Keep abreast of new technology, said panelists at Morris Travel's 1994 symposium at the Doubletree Hotel. And be sure to maintain a strong relationship among travel agencies, reservation services and transportation providers.Panel members were Doug Cain, regional sales director for Delta Air Lines; Lewis E. Elsworthy, senior vice president of marketing for Worldspan Travel Information Services; Terri Day, travel manager for Thiokol Corp.; and Colleen M. Anderson, corporate travel services director for Pacificorp, parent company of Utah Power.

Cain said that three months ago Delta announced a program to reduce the cost per seat on flights, the only carrier to have such an aggressive program. He said in Delta's determination to cut costs, 2,500 employees were laid off recently and that figure will continue to grow in the coming months.

He said American Airlines recently announced that it would pull out of markets where it had to compete with low-cost fares but assured the audience of Morris Travel users that Delta intends to compete. "We are not walking away from Southwest Airlines," referring to Southwest's recent purchase of Morris Air and plans to continue low fares to many cities.
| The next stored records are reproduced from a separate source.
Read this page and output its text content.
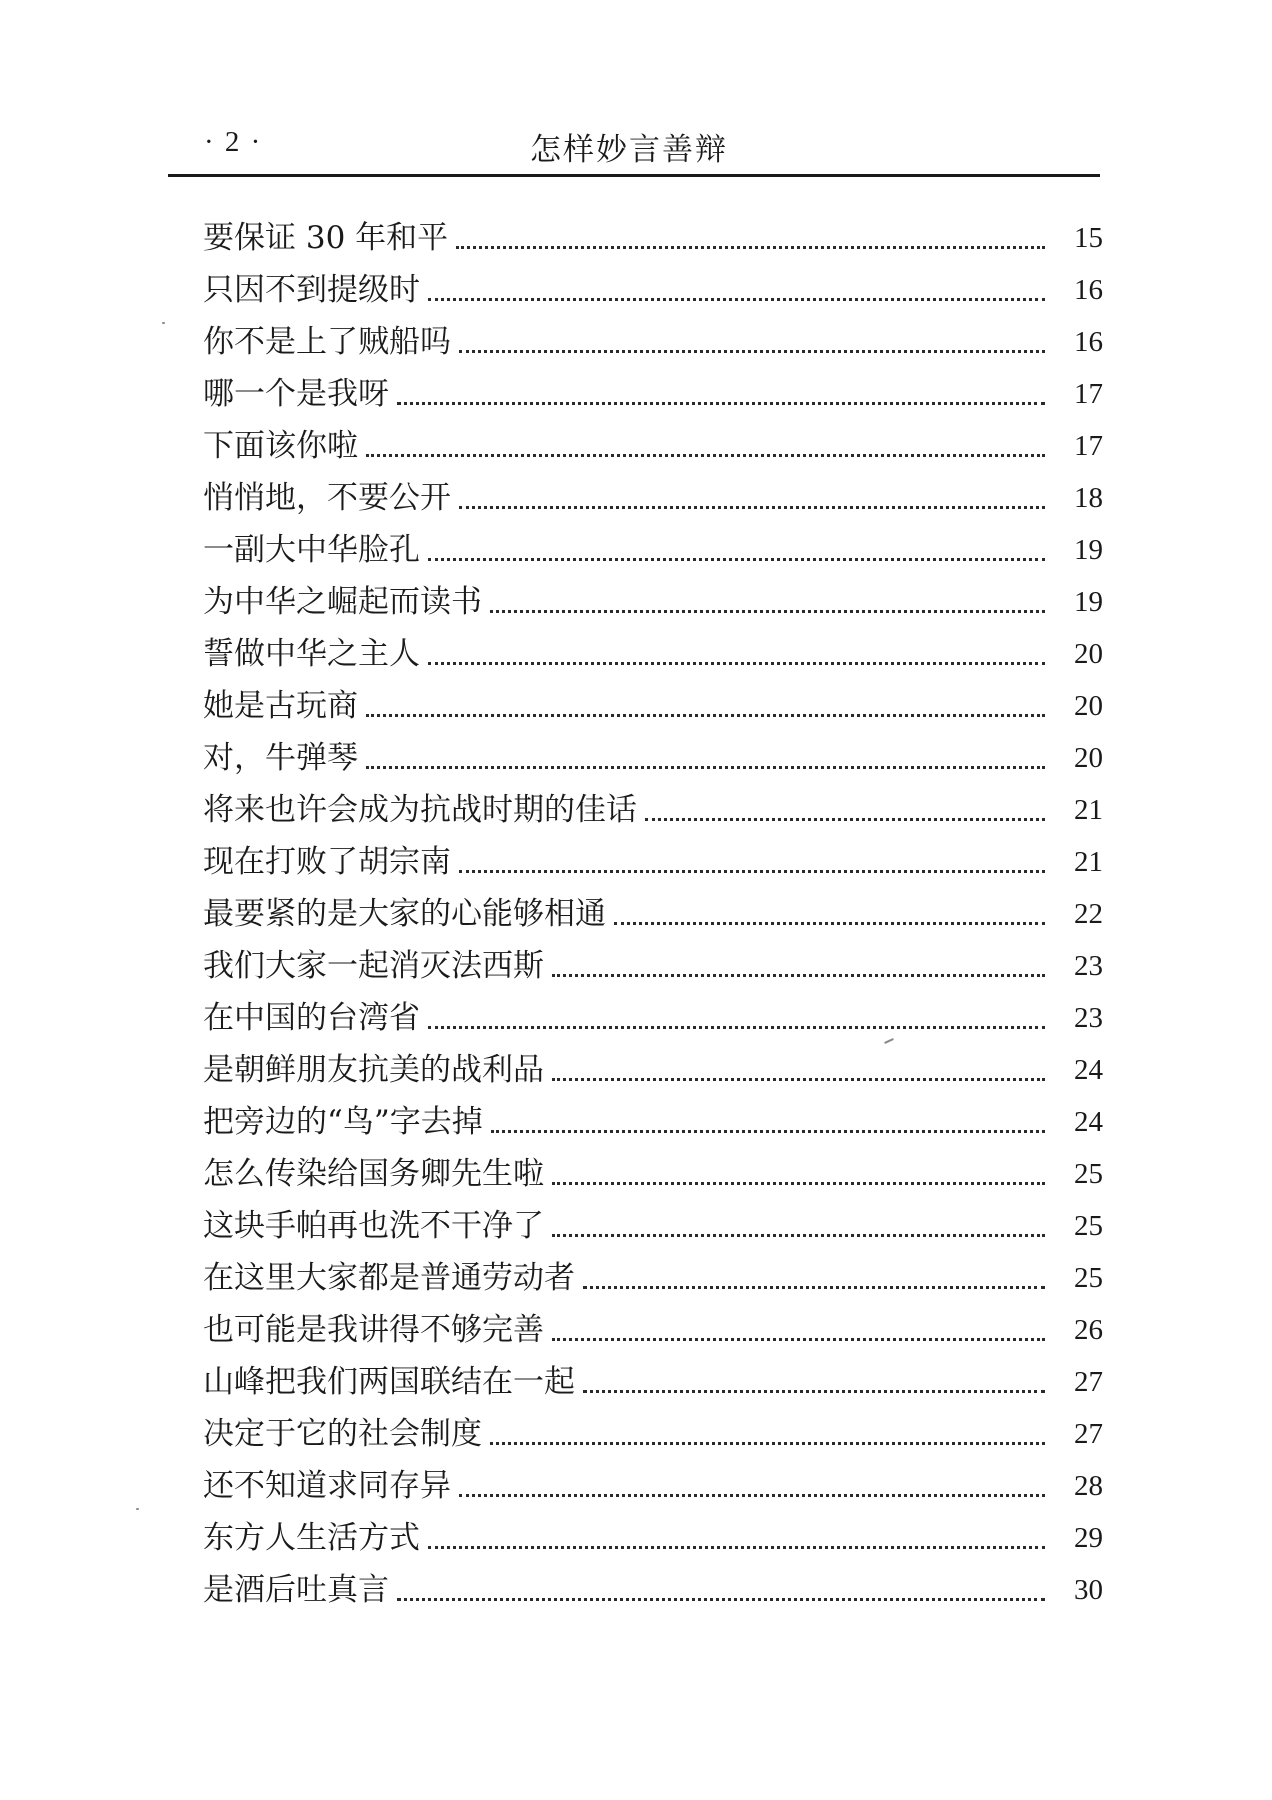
· 2 ·	怎样妙言善辩
要保证 30 年和平	15
只因不到提级时	16
你不是上了贼船吗	16
哪一个是我呀	17
下面该你啦	17
悄悄地，不要公开	18
一副大中华脸孔	19
为中华之崛起而读书	19
誓做中华之主人	20
她是古玩商	20
对，牛弹琴	20
将来也许会成为抗战时期的佳话	21
现在打败了胡宗南	21
最要紧的是大家的心能够相通	22
我们大家一起消灭法西斯	23
在中国的台湾省	23
是朝鲜朋友抗美的战利品	24
把旁边的“鸟”字去掉	24
怎么传染给国务卿先生啦	25
这块手帕再也洗不干净了	25
在这里大家都是普通劳动者	25
也可能是我讲得不够完善	26
山峰把我们两国联结在一起	27
决定于它的社会制度	27
还不知道求同存异	28
东方人生活方式	29
是酒后吐真言	30
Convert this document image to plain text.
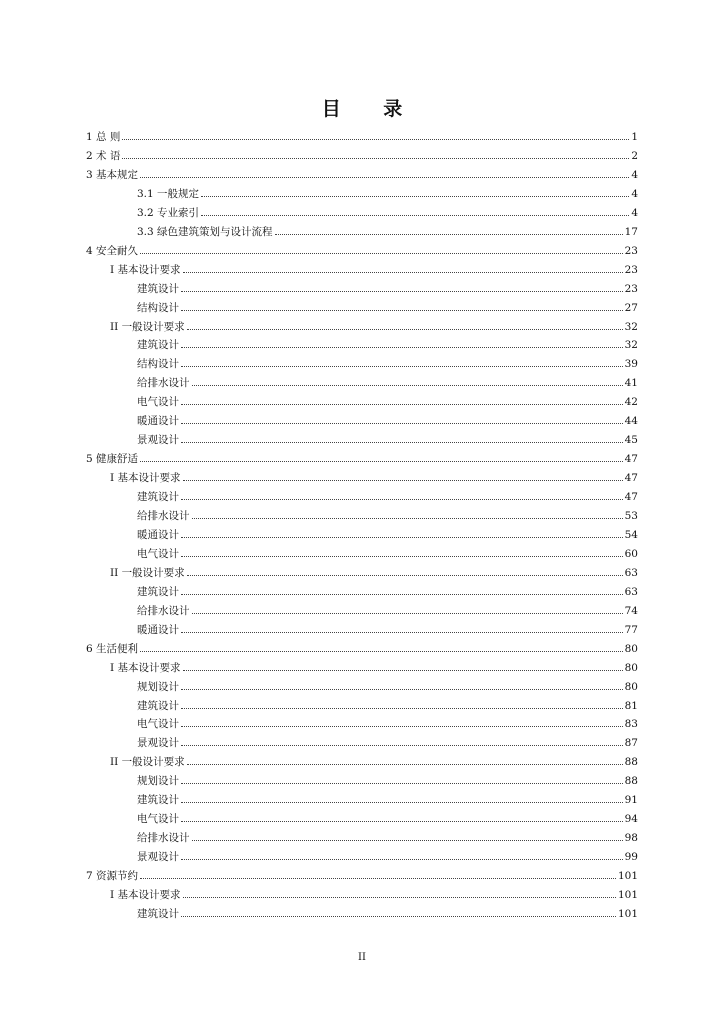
目 录
1 总 则	1
2 术 语	2
3 基本规定	4
3.1 一般规定	4
3.2 专业索引	4
3.3 绿色建筑策划与设计流程	17
4 安全耐久	23
I 基本设计要求	23
建筑设计	23
结构设计	27
II 一般设计要求	32
建筑设计	32
结构设计	39
给排水设计	41
电气设计	42
暖通设计	44
景观设计	45
5 健康舒适	47
I 基本设计要求	47
建筑设计	47
给排水设计	53
暖通设计	54
电气设计	60
II 一般设计要求	63
建筑设计	63
给排水设计	74
暖通设计	77
6 生活便利	80
I 基本设计要求	80
规划设计	80
建筑设计	81
电气设计	83
景观设计	87
II 一般设计要求	88
规划设计	88
建筑设计	91
电气设计	94
给排水设计	98
景观设计	99
7 资源节约	101
I 基本设计要求	101
建筑设计	101
II
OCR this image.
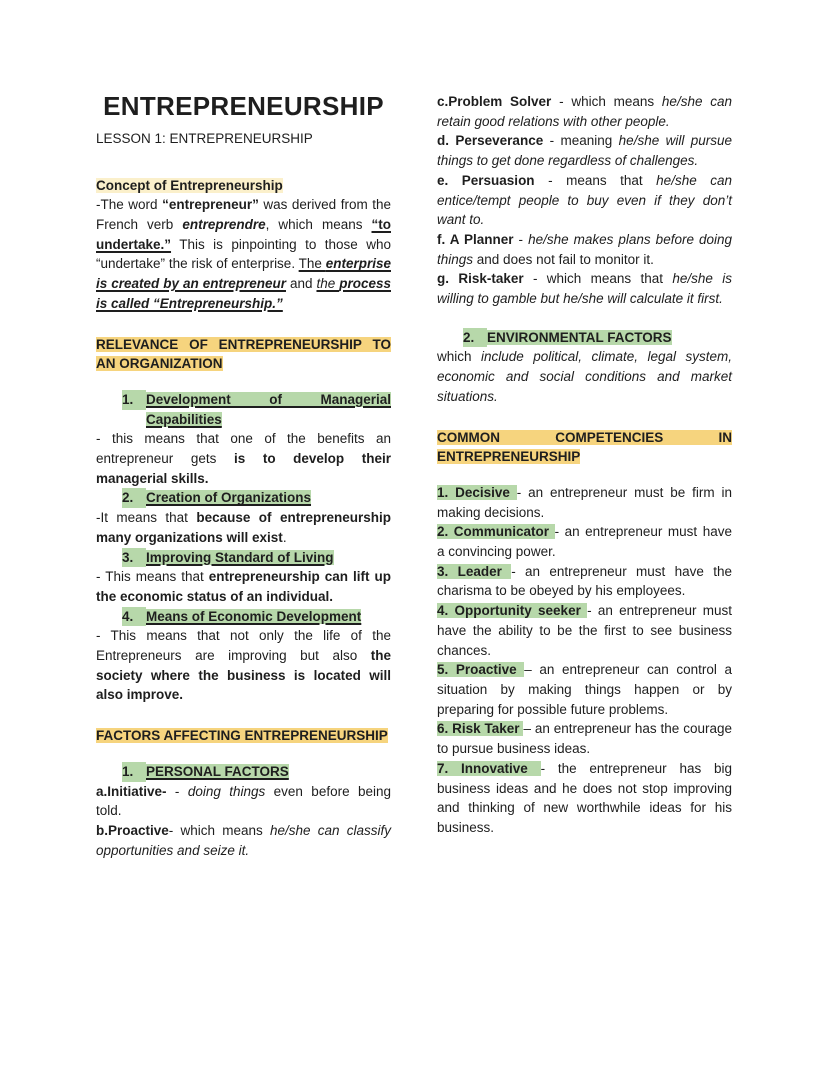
ENTREPRENEURSHIP
LESSON 1: ENTREPRENEURSHIP
Concept of Entrepreneurship
-The word “entrepreneur” was derived from the French verb entreprendre, which means “to undertake.” This is pinpointing to those who “undertake” the risk of enterprise. The enterprise is created by an entrepreneur and the process is called “Entrepreneurship.”
RELEVANCE OF ENTREPRENEURSHIP TO AN ORGANIZATION
1. Development of Managerial Capabilities
- this means that one of the benefits an entrepreneur gets is to develop their managerial skills.
2. Creation of Organizations
-It means that because of entrepreneurship many organizations will exist.
3. Improving Standard of Living
- This means that entrepreneurship can lift up the economic status of an individual.
4. Means of Economic Development
- This means that not only the life of the Entrepreneurs are improving but also the society where the business is located will also improve.
FACTORS AFFECTING ENTREPRENEURSHIP
1. PERSONAL FACTORS
a.Initiative- - doing things even before being told.
b.Proactive- which means he/she can classify opportunities and seize it.
c.Problem Solver - which means he/she can retain good relations with other people.
d. Perseverance - meaning he/she will pursue things to get done regardless of challenges.
e. Persuasion - means that he/she can entice/tempt people to buy even if they don’t want to.
f. A Planner - he/she makes plans before doing things and does not fail to monitor it.
g. Risk-taker - which means that he/she is willing to gamble but he/she will calculate it first.
2. ENVIRONMENTAL FACTORS
which include political, climate, legal system, economic and social conditions and market situations.
COMMON COMPETENCIES IN ENTREPRENEURSHIP
1. Decisive - an entrepreneur must be firm in making decisions.
2. Communicator - an entrepreneur must have a convincing power.
3. Leader - an entrepreneur must have the charisma to be obeyed by his employees.
4. Opportunity seeker - an entrepreneur must have the ability to be the first to see business chances.
5. Proactive – an entrepreneur can control a situation by making things happen or by preparing for possible future problems.
6. Risk Taker – an entrepreneur has the courage to pursue business ideas.
7. Innovative - the entrepreneur has big business ideas and he does not stop improving and thinking of new worthwhile ideas for his business.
It will be a cultural change within Delta, known to many as a conservative airline, Cain said, but the changes are a must. He said sales will be more focused rather than "trying to be all things to all people" and the changes will benefit everyone.

Elsworthy said there have been incredible technology changes in the travel agency business in the past 10 years and companies are investing huge amounts of money to keep up with the changes. He said companies need to get closer to their customers to learn their needs.

He said partnerships should be cultivated and, once formed, should provide superior customer service. "Our success lies in our ability to anticipate change," Elsworthy said.

Anderson, who not only oversees commercial travel for Pacificorp but also schedules the three corporate aircraft and one helicopter used for various functions, said vendors need to supply information so companies can learn how much business travel costs and where reductions can be made.

She said the size of the city usually dictates how many contracts a company has with hotels, but it usually is two or three, with prices in the low, medium and high categories.

Day suggested that each company write a travel policy and that firms consolidate travel purchases into one division.